Homélie de la solennité de l’Ascension – Jeudi 13 mai 2021 – Année B

Par le Frère Jean

Le texte de cette homélie n’a pas été relu par le prédicateur. Le style oral a été conservé.

 

Chers frères et sœurs,

St Bernard, grande figure de l’ordre de Cîteaux au 12ème siècle, avait beaucoup de dévotion au mystère de l’Ascension ; il lui a consacré six sermons. C’est en son honneur qu’il institua une procession, en ce jour, qui fut adopté en seconde rédaction des us et coutumes de notre ordre.

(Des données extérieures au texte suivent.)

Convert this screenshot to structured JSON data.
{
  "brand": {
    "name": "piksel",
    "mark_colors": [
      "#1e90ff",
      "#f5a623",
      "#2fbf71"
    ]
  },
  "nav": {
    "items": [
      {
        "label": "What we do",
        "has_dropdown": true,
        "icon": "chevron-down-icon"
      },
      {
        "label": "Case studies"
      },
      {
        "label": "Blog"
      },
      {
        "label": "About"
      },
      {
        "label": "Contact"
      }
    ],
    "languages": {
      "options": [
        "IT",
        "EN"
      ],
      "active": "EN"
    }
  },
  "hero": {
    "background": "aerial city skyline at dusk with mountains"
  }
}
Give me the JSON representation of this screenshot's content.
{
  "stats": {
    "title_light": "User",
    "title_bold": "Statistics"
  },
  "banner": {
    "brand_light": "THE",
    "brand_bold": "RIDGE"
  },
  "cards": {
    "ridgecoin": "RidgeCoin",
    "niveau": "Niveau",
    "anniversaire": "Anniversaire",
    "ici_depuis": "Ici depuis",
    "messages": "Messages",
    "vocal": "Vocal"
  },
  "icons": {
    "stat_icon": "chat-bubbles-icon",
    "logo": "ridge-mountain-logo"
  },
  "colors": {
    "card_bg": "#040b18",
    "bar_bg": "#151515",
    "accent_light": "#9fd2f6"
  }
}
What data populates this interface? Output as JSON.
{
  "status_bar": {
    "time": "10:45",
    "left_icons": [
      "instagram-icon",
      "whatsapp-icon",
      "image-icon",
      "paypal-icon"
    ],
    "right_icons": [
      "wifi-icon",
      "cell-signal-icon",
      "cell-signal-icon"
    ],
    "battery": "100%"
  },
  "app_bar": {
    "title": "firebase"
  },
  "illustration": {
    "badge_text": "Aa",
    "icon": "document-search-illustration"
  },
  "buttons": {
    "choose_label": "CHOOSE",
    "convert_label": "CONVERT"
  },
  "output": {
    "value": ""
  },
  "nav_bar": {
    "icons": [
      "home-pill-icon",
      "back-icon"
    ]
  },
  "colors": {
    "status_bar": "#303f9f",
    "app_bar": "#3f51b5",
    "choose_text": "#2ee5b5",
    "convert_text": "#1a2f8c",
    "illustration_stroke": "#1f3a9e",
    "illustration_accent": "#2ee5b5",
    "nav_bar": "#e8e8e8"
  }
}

L’Ascension était pour Bernard l’achèvement du mystère d’amour par lequel, enfin remonté dans la gloire du Père, le Verbe incarné, le Fils de Dieu, jusqu’alors caché dans l’humilité de la chair humaine durant sa vie terrestre, pouvait envoyer aux hommes l’Esprit qui les unirait au Père dans l’amour.

Jésus, qui en ce jour remonte dans la gloire du Père – façon de parler puisque que nous n’avons que des mots humains – Il monte avec son corps ; ce corps de chair en tout semblable au nôtre, excepté le péché ; ce corps de chair qui a eu faim durant sa vie terrestre, qui a eu soif, qui auprès de son père Joseph, a appris à travailler de ses mains. Ce corps de Jésus qui a grandi auprès de ses parents en leur obéissant ; ce corps de Jésus qui a connu la souffrance, l’extrême souffrance de la croix ; ce corps de Jésus qui a été mis en croix, qui a été enseveli et qui, ressuscité, entre aujourd’hui dans la gloire de la Trinité.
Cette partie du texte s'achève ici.